Mr Scaramucci warned that a belated second Trump term would see him attempt to expand his executive power to the limit and spend his time pursuing vendettas and “going after his adversaries using the Department of Justice”.

Alyssa Farah Griffin

Alyssa Farah Griffin
Alyssa Farah Griffin (ABC)

One of The Mooch’s predecessors, Alyssa Farah Griffin has likewise made it clear that she cannot countenance a second Trump term.

She told ABC in December: “Fundamentally, a second Trump term could mean the end of American democracy as we know it, and I don’t say that lightly.”

Elaborating during an appearance on The View, Ms Griffin was no less emphatic: “Donald Trump in office could spell, frankly, the last election in our lifetime.”

She subsequently threw her support behind Ms Haley before she suspended her campaign.

Stephanie Grisham

Stephanie Grisham
Stephanie Grisham (AP)

White House press secretary from July 2019 to April 2020, Stephanie Grisham told CNN’s Newsroom earlier this year: “He used to tell me when I was press secretary, ‘Go out there and say this.’ And if it was false, he would say, ‘It doesn’t matter, Stephanie. Just say it over and over and over again, people will believe it.’

“He knows his base believes in him. He knows he can basically say anything and his base will believe what he’s saying.”

She said that while this approach might “help propel him into the general [election]” it would not succeed with more moderate Republicans and independents voters.

“They’re much much smarter than that, and so I think that that he’s gonna get in trouble in the general with these kinds of lies.”

Sarah Matthews

The former White House deputy press secretary, who resigned in response to the Capitol riot, sat down with ABC in December to discuss the risk of a second Trump presidency.

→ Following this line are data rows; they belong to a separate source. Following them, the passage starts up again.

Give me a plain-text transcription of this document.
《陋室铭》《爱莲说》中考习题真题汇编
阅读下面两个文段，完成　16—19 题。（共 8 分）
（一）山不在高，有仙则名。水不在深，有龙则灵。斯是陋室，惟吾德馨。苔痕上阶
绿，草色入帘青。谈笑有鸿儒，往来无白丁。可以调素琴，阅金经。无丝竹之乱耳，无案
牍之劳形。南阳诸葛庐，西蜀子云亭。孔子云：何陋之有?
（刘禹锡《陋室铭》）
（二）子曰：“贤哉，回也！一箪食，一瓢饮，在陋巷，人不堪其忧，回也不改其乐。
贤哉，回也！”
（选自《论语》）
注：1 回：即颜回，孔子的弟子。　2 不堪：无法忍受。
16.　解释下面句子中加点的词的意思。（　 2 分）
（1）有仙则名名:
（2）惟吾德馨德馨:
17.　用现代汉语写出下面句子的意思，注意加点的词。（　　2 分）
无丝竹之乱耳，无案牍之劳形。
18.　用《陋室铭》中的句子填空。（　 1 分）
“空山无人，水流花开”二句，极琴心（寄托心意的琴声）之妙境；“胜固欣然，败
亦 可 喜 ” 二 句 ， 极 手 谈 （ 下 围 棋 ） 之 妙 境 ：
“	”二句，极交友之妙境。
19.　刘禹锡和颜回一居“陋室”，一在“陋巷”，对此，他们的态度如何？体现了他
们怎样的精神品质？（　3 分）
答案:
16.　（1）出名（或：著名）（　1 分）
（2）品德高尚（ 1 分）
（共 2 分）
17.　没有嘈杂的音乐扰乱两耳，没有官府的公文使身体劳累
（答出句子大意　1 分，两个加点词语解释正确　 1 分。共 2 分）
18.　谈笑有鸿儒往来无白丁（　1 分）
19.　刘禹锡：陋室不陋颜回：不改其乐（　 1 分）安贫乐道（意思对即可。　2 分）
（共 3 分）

Ms Matthews stressed that her former boss has not backed down on his 2020 election fraud claims and said that she believes his rhetoric since has become “increasingly erratic.”

“We don’t need to speculate what a second Trump term would like because we already saw it play out,” she said.

While she characterised a Biden-Trump rematch as a “lose-lose scenario” for her, Ms Matthews indicated that she will be backing the current president.

“I’ve never voted for a Democrat in my life, but I think that in this next election, I would put policy aside and choose democracy,” she said.

Cassidy Hutchinson

Cassidy Hutchinson
Cassidy Hutchinson (AP)

The former aide to Mark Meadows, yet another Trump chief of staff, Cassidy Hutchinson stayed in her role until the end of his presidency. She later bravely provided bombshell testimony to the House select committee investigating the January 6 Capitol riot about the former president’s behaviour while the insurrection was underway.

The insider-turned-whistleblower told ABC News in December that this year’s vote “is a fundamental election to continue to safeguard our institutions and our constitutional republic”.

Cautioning against another Trump win, she said: “If Donald Trump is elected president again in 2024, I do fear that it will be the last election where we’re voting for democracy because if he is elected again, I don’t think we’ll be voting under the same Constitution.”

She explicitly said she would not be voting for Mr Trump this time around but declined to say who she would support.

However, she did encourage “everybody” to vote for Mr Biden “if they want our democracy to survive.”